A Anthropic é o exemplo mais claro. Ela publicou a agenda do The Anthropic Institute sobre empregos, riscos cibernéticos, vigilância, agentes autônomos e sistemas de IA que ajudam a construir futuros sistemas de IA.
O cofundador da Anthropic, Jack Clark, disse à Axios que há uma chance superior a 60% de que um modelo de IA treine totalmente seu sucessor até o fim de 2028. A Axios também descreveu o instituto como um movimento de posicionamento para a marca da Anthropic como laboratório de fronteira responsável.
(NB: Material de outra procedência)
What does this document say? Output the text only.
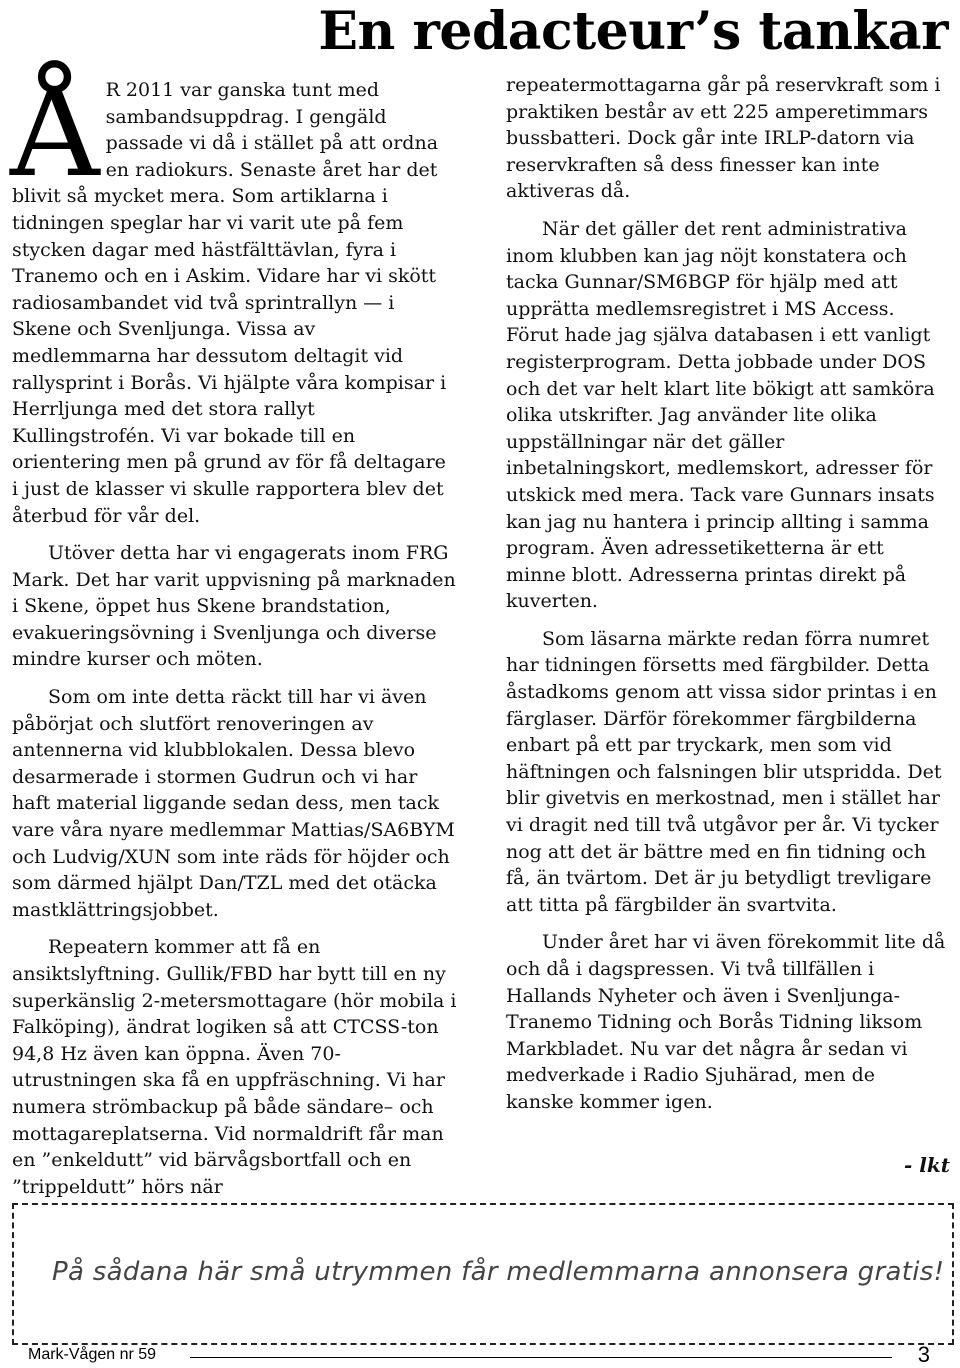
En redacteur’s tankar

Å R 2011 var ganska tunt med sambandsuppdrag. I gengäld passade vi då i stället på att ordna en radiokurs. Senaste året har det blivit så mycket mera. Som artiklarna i tidningen speglar har vi varit ute på fem stycken dagar med hästfälttävlan, fyra i Tranemo och en i Askim. Vidare har vi skött radiosambandet vid två sprintrallyn — i Skene och Svenljunga. Vissa av medlemmarna har dessutom deltagit vid rallysprint i Borås. Vi hjälpte våra kompisar i Herrljunga med det stora rallyt Kullingstrofén. Vi var bokade till en orientering men på grund av för få deltagare i just de klasser vi skulle rapportera blev det återbud för vår del.

Utöver detta har vi engagerats inom FRG Mark. Det har varit uppvisning på marknaden i Skene, öppet hus Skene brandstation, evakueringsövning i Svenljunga och diverse mindre kurser och möten.

Som om inte detta räckt till har vi även påbörjat och slutfört renoveringen av antennerna vid klubblokalen. Dessa blevo desarmerade i stormen Gudrun och vi har haft material liggande sedan dess, men tack vare våra nyare medlemmar Mattias/SA6BYM och Ludvig/XUN som inte räds för höjder och som därmed hjälpt Dan/TZL med det otäcka mastklättringsjobbet.

Repeatern kommer att få en ansiktslyftning. Gullik/FBD har bytt till en ny superkänslig 2-metersmottagare (hör mobila i Falköping), ändrat logiken så att CTCSS-ton 94,8 Hz även kan öppna. Även 70-utrustningen ska få en uppfräschning. Vi har numera strömbackup på både sändare– och mottagareplatserna. Vid normaldrift får man en ”enkeldutt” vid bärvågsbortfall och en ”trippeldutt” hörs när

repeatermottagarna går på reservkraft som i praktiken består av ett 225 amperetimmars bussbatteri. Dock går inte IRLP-datorn via reservkraften så dess finesser kan inte aktiveras då.

När det gäller det rent administrativa inom klubben kan jag nöjt konstatera och tacka Gunnar/SM6BGP för hjälp med att upprätta medlemsregistret i MS Access. Förut hade jag själva databasen i ett vanligt registerprogram. Detta jobbade under DOS och det var helt klart lite bökigt att samköra olika utskrifter. Jag använder lite olika uppställningar när det gäller inbetalningskort, medlemskort, adresser för utskick med mera. Tack vare Gunnars insats kan jag nu hantera i princip allting i samma program. Även adressetiketterna är ett minne blott. Adresserna printas direkt på kuverten.

Som läsarna märkte redan förra numret har tidningen försetts med färgbilder. Detta åstadkoms genom att vissa sidor printas i en färglaser. Därför förekommer färgbilderna enbart på ett par tryckark, men som vid häftningen och falsningen blir utspridda. Det blir givetvis en merkostnad, men i stället har vi dragit ned till två utgåvor per år. Vi tycker nog att det är bättre med en fin tidning och få, än tvärtom. Det är ju betydligt trevligare att titta på färgbilder än svartvita.

Under året har vi även förekommit lite då och då i dagspressen. Vi två tillfällen i Hallands Nyheter och även i Svenljunga-Tranemo Tidning och Borås Tidning liksom Markbladet. Nu var det några år sedan vi medverkade i Radio Sjuhärad, men de kanske kommer igen.

- lkt
På sådana här små utrymmen får medlemmarna annonsera gratis!
Mark-Vågen nr 59	3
Em janeiro, Dario Amodei publicou um longo ensaio sobre os riscos da IA poderosa. Dezessete dias depois, a Anthropic anunciou uma rodada de US$ 30 bilhões com valuation de US$ 380 bilhões.
A empresa agora avalia outra captação de dezenas de bilhões de dólares, informou a Reuters, citando o Financial Times. A rodada poderia aproximar a Anthropic de uma avaliação de US$ 1 trilhão e financiaria mais capacidade de computação.
A contradição é justamente o ponto. Se a IA é tão poderosa, ela precisa de supervisão. Se a IA é tão poderosa, os investidores também querem exposição. O alerta e o argumento de negócios vêm da mesma frase.